ガブリエルはひらりと上空に飛び上がると魔力を集束させる。

「時間切れです、そろそろ終わりにしましょう。」

「なにをする気?」

「殲滅ですよ、貴女達のね。」

「熱い、この辺り一帯は焼け野原になるかも・・・・」

「恐らくそうなるでしょう、ソドムと同じです、全てを焼き尽くす葬火を捧げましょう。」

そう言ってガブリエルは炎の塊を打ち下ろし全てを焼き殺した。

「さて、終わりましたね、それでは帰りましょうか。」


「まだだよ?」

そう聞こえると共に胸に痛みが奔り見ると後ろから刀を突きたてられている。

「何故・・生きているのです?焼き尽くされた筈では?」

「何を言っているの?炎なんて一度も使ってないのに。

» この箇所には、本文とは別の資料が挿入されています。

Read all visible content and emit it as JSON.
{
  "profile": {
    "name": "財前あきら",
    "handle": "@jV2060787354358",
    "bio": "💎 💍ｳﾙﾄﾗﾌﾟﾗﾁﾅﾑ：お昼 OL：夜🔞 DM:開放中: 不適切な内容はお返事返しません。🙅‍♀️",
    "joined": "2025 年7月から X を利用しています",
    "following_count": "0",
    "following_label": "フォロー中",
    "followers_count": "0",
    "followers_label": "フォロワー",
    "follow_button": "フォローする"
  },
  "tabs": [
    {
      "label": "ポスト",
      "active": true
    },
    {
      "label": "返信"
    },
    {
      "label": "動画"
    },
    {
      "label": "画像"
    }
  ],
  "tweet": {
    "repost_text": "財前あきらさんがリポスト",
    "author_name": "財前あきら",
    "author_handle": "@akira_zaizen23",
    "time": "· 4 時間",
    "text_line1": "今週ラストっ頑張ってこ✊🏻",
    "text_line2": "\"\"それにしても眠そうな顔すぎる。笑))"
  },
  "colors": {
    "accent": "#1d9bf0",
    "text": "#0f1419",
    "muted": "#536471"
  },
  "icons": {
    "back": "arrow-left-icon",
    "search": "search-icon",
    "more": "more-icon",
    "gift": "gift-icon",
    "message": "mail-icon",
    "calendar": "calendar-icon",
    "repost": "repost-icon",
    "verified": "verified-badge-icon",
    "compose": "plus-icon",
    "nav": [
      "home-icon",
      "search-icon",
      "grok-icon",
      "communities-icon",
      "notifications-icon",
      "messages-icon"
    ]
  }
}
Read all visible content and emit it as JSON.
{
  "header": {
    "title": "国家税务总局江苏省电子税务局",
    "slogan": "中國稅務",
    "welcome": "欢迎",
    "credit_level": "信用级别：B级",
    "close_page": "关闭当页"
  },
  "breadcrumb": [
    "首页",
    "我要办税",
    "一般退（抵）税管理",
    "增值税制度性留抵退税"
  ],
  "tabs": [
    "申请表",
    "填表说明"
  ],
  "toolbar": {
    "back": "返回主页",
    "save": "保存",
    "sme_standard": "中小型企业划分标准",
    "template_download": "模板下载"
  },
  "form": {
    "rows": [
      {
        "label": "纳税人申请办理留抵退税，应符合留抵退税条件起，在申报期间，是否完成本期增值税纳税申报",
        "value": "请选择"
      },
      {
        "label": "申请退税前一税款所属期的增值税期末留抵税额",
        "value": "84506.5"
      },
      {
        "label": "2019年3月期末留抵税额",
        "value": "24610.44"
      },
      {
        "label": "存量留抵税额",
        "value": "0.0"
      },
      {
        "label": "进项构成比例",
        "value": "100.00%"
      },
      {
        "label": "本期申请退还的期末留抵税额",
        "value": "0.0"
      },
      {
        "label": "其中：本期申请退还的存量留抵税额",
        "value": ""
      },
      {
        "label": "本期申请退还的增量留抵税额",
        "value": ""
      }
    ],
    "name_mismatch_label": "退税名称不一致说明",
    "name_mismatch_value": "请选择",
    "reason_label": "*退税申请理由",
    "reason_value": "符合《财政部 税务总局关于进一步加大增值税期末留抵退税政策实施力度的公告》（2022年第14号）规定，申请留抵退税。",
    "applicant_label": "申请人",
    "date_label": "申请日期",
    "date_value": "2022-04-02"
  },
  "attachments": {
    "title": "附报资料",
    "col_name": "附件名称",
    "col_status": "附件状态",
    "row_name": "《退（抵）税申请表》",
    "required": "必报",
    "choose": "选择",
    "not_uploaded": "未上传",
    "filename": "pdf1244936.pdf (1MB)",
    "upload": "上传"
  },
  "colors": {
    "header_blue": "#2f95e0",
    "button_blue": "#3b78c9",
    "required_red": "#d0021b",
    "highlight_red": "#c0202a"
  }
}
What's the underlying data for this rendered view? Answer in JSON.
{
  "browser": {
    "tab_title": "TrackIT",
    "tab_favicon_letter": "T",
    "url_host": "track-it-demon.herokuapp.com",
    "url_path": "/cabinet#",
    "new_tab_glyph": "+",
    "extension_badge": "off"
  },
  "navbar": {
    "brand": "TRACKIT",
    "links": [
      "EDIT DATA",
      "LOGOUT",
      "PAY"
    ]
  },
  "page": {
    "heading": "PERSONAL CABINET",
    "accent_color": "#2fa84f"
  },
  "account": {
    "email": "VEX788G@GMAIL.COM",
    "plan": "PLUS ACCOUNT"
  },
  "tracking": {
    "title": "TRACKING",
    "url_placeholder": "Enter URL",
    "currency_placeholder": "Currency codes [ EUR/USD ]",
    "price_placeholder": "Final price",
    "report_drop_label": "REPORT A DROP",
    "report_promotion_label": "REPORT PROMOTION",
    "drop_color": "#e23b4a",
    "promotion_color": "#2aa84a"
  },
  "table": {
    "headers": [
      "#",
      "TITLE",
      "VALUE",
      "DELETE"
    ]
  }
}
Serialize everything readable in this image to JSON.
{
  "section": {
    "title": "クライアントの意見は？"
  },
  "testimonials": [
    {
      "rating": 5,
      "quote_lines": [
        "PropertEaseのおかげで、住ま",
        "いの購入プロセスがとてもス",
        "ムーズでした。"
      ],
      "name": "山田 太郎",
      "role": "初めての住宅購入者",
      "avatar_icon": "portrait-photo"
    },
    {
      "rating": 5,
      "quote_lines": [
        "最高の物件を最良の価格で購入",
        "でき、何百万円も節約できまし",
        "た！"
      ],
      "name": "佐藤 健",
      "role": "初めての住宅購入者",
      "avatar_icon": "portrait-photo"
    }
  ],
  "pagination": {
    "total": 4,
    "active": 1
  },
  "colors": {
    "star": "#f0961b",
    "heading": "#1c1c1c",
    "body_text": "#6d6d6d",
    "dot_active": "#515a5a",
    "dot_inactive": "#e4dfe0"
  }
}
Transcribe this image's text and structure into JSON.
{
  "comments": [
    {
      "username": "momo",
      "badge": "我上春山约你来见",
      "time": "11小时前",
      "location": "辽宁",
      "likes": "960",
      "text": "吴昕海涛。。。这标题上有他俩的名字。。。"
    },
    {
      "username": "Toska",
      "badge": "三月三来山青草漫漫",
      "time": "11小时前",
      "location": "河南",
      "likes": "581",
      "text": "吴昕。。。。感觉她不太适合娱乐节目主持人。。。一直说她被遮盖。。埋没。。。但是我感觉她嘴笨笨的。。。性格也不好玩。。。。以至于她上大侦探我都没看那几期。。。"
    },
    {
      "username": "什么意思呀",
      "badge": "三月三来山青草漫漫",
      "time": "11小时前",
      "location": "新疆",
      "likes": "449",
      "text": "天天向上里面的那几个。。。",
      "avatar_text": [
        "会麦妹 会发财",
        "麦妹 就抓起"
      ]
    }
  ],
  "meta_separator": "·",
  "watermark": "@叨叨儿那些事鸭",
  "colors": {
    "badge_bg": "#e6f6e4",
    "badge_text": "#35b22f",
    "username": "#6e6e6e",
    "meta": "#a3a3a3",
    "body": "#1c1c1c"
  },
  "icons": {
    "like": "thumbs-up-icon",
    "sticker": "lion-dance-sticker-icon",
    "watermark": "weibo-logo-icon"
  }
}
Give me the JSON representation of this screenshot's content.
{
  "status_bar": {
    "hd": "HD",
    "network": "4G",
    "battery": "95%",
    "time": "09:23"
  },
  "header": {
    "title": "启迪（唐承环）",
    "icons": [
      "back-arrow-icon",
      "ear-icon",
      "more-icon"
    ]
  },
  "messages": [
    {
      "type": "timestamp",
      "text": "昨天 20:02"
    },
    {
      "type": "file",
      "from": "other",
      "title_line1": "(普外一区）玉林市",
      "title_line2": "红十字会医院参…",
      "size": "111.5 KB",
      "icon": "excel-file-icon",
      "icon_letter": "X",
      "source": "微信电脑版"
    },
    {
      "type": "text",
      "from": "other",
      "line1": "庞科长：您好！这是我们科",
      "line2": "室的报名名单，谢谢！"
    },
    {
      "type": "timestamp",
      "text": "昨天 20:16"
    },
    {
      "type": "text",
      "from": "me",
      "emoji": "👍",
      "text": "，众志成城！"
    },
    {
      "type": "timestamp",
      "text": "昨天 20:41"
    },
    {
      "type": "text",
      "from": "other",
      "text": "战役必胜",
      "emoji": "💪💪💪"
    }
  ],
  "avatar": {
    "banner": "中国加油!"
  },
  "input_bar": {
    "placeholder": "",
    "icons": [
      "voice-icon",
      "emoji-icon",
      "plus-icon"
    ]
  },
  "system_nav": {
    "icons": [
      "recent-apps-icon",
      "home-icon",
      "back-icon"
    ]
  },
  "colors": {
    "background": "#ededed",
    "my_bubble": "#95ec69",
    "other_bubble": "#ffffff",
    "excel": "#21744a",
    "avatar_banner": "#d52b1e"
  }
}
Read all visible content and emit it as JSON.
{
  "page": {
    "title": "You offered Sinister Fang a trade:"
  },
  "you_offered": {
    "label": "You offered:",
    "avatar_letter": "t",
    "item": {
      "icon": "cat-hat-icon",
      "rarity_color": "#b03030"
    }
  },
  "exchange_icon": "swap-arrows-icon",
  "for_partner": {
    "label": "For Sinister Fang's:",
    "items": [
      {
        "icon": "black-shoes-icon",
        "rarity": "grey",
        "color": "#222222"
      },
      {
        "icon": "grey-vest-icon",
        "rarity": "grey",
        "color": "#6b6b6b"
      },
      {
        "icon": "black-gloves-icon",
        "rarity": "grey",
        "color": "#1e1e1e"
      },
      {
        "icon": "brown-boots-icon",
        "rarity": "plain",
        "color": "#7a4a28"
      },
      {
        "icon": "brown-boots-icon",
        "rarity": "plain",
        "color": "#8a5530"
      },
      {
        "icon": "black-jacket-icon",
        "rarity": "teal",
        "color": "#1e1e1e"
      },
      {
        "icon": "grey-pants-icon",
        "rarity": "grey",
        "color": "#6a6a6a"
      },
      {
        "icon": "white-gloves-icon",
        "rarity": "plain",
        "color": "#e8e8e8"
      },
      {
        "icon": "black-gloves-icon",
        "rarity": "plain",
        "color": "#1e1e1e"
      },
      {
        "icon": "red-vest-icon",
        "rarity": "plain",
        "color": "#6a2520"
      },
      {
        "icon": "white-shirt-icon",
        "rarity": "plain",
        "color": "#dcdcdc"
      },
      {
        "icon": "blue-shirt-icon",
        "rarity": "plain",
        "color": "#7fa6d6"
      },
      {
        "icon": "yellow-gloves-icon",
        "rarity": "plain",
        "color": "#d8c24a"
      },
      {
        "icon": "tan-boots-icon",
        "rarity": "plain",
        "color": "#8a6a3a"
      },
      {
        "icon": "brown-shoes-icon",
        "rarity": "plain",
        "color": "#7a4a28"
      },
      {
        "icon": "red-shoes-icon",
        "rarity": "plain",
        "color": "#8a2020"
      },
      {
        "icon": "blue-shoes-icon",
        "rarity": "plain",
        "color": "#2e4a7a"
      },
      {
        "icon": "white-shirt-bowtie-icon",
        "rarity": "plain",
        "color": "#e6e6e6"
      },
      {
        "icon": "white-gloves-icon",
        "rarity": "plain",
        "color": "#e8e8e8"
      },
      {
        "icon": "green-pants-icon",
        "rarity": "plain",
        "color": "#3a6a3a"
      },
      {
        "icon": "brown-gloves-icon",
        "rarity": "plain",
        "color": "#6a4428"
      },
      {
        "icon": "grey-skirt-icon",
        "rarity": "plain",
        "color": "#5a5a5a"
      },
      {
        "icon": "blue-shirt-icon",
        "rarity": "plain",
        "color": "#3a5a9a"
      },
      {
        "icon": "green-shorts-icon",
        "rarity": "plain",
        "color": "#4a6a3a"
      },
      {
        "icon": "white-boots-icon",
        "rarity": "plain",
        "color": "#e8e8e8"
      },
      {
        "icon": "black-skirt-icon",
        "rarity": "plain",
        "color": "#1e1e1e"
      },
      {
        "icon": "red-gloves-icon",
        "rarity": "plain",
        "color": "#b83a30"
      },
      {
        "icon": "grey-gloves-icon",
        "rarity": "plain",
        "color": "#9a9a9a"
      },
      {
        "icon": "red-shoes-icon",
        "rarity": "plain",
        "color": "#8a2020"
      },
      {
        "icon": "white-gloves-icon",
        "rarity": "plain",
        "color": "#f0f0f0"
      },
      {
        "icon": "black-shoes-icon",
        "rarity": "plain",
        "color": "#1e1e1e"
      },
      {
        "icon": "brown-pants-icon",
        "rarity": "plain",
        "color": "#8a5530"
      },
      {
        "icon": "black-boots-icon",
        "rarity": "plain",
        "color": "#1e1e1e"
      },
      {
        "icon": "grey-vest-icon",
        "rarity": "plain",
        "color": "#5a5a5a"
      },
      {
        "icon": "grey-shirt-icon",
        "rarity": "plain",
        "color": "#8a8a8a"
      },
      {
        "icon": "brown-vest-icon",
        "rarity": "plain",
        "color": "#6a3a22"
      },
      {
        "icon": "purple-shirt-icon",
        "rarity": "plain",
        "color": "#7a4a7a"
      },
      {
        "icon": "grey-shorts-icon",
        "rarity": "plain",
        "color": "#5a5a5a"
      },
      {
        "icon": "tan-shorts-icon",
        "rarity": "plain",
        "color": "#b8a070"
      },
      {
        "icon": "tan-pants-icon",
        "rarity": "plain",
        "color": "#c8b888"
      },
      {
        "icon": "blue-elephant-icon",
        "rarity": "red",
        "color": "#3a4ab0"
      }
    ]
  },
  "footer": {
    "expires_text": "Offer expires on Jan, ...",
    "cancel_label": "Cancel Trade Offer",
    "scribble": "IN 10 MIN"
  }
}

」

眼下を見ると確かに炎の姿は無く、その形跡も無かった。

「幻覚・・・いつから?」

「心が読めないって言ったぐらいから?」

「・・・最初ではありませんか、最初から負けていたのですね、勝利の夢は本当に心地よかった。」

「そうですか、さようなら。」

小夜子に刀を引き抜かれ落ちて行きながらも聞こえる声に耳を傾ける。

「いい夢見れましたか?」

・・・ああ、見れたよ、最後に良い夢を。


ガブリエルはゆっくりと海の底に沈んでいき二度と浮かび上がる事は無かった。